Training workflow of DeepCLIP
The core of DeepCLIP is a convolutional BLSTM network implemented in Theano66 using the Lasagne library67 and a few customized network layers and functions. DeepCLIP is a binary classifier that uses supervised learning to distinguish between unbound sequences and bound sequences derived from CLIP-experiments. The input to DeepCLIP consists of positive (bound) sequences, which are assigned to class 1, and negative (unbound) sequences assigned to class 0. These input sequences are converted into linearized one-hot encoded vectors, which serve as the actual input to the neural network layers. The DeepCLIP architecture is shown in Figure 1.
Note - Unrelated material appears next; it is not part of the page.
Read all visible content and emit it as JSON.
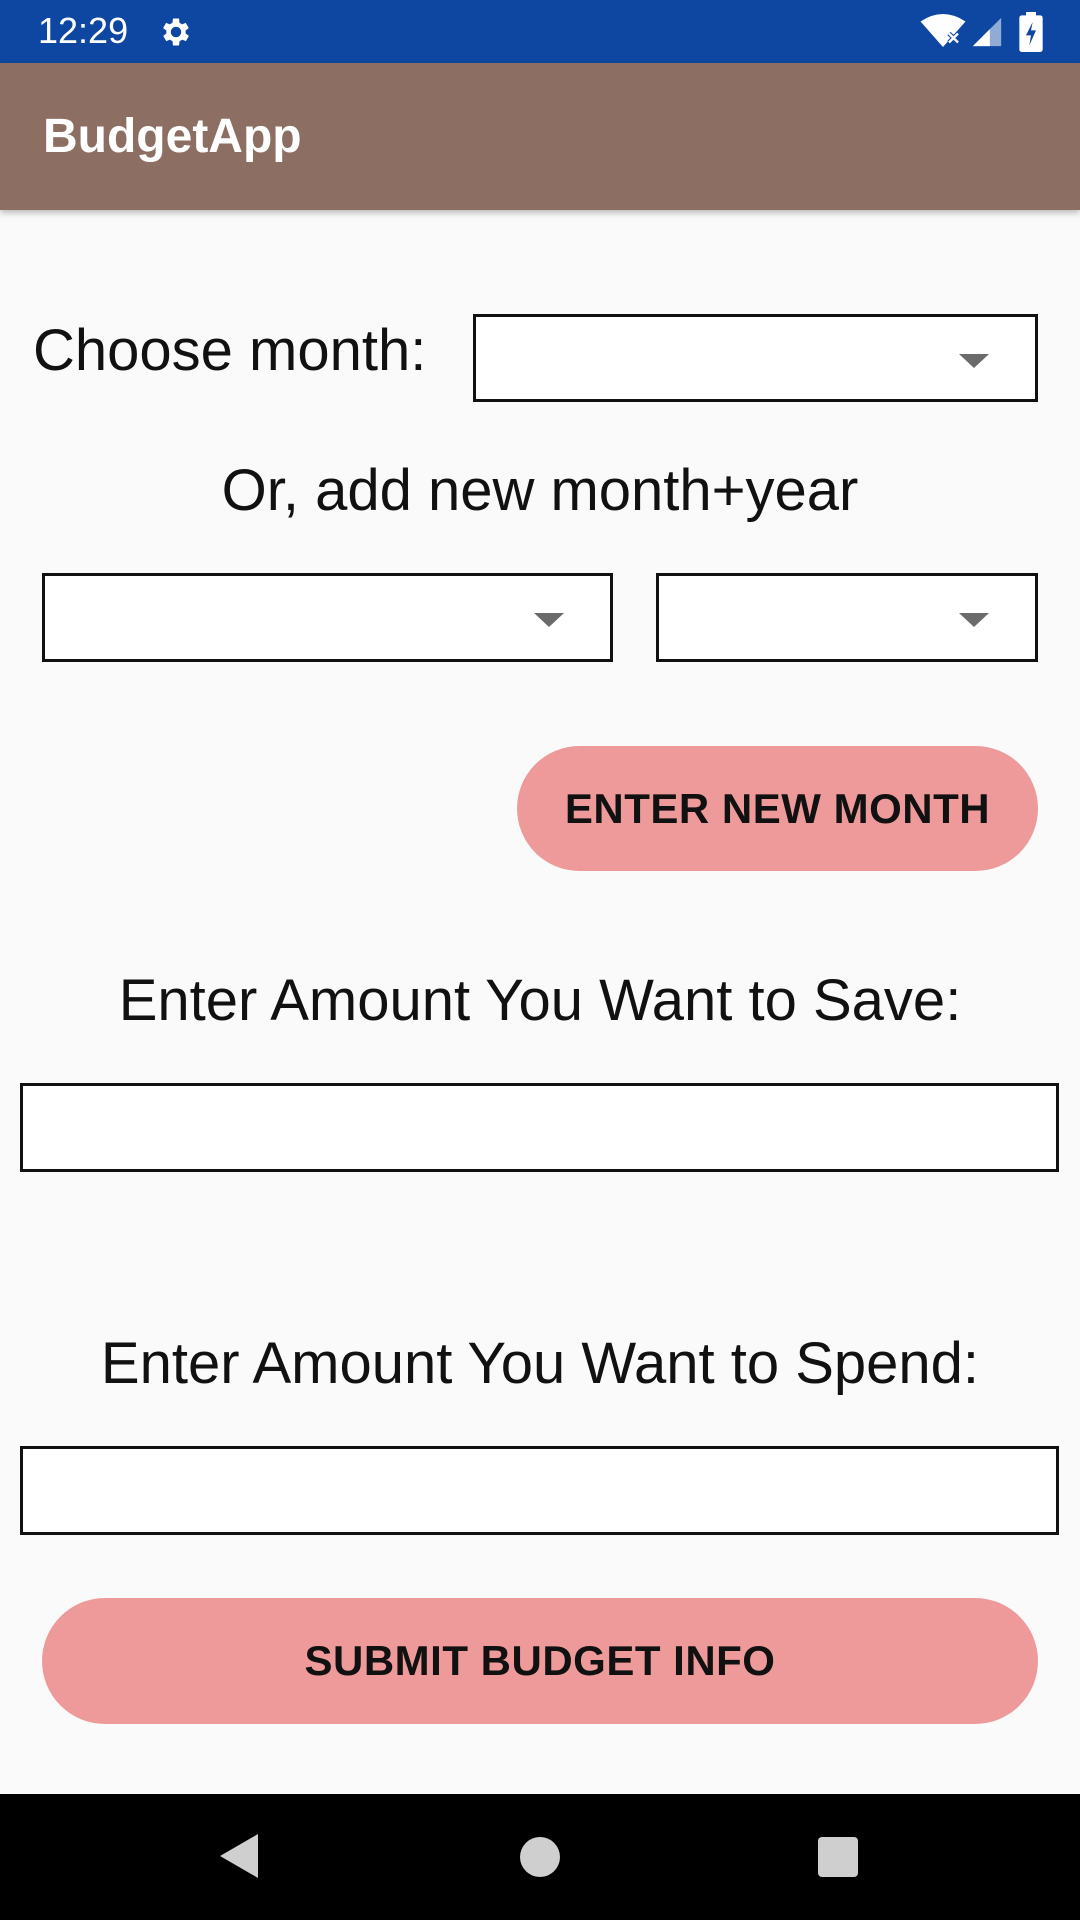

By default, 80% of the input data is used for training while 10% is used for validation and the last 10% for testing (Figure S1d). DeepCLIP is trained by iterating over the training and validation sets several times (also called epochs). While training, performance is measured on the validation set after every epoch and the best performing model is saved. Early stopping can be applied to prevent training after a likely maximum performance has been obtained. The final performance of the saved model is measured on the test set, which contain data that have not previously been introduced to the model. When running in 10-fold cross-validation the input sequences are divided into 10 equal sized bins, and each bin is used once as a test set, once as a validation set and 8 times as part of the training set (Figure S1e).
Encoding of sequence data
DeepCLIP processes sequence data as linearized one-hot encoded vectors. In the one-hot representation, the items of the vocabulary, v = (A, C, G, U), are represented by vectors with lengths equal to the length of the vocabulary that each have a 1 in unique dimensions. The one-hot encoded bases are therefore independent of one another and are equally similar or dis-similar. It signals that no prior correlations between the bases are known. In this way, the network will determine correlations between the bases on its own68. All input sequences are zero-padded until they have identical lengths and until the largest filter can conduct “full convolutions” as it is defined in the Lasagne documentation67. Following vectorization of the bases of the sequences, the combined vectors are linearized, and the resulting one-dimensional data used as input to the neural network.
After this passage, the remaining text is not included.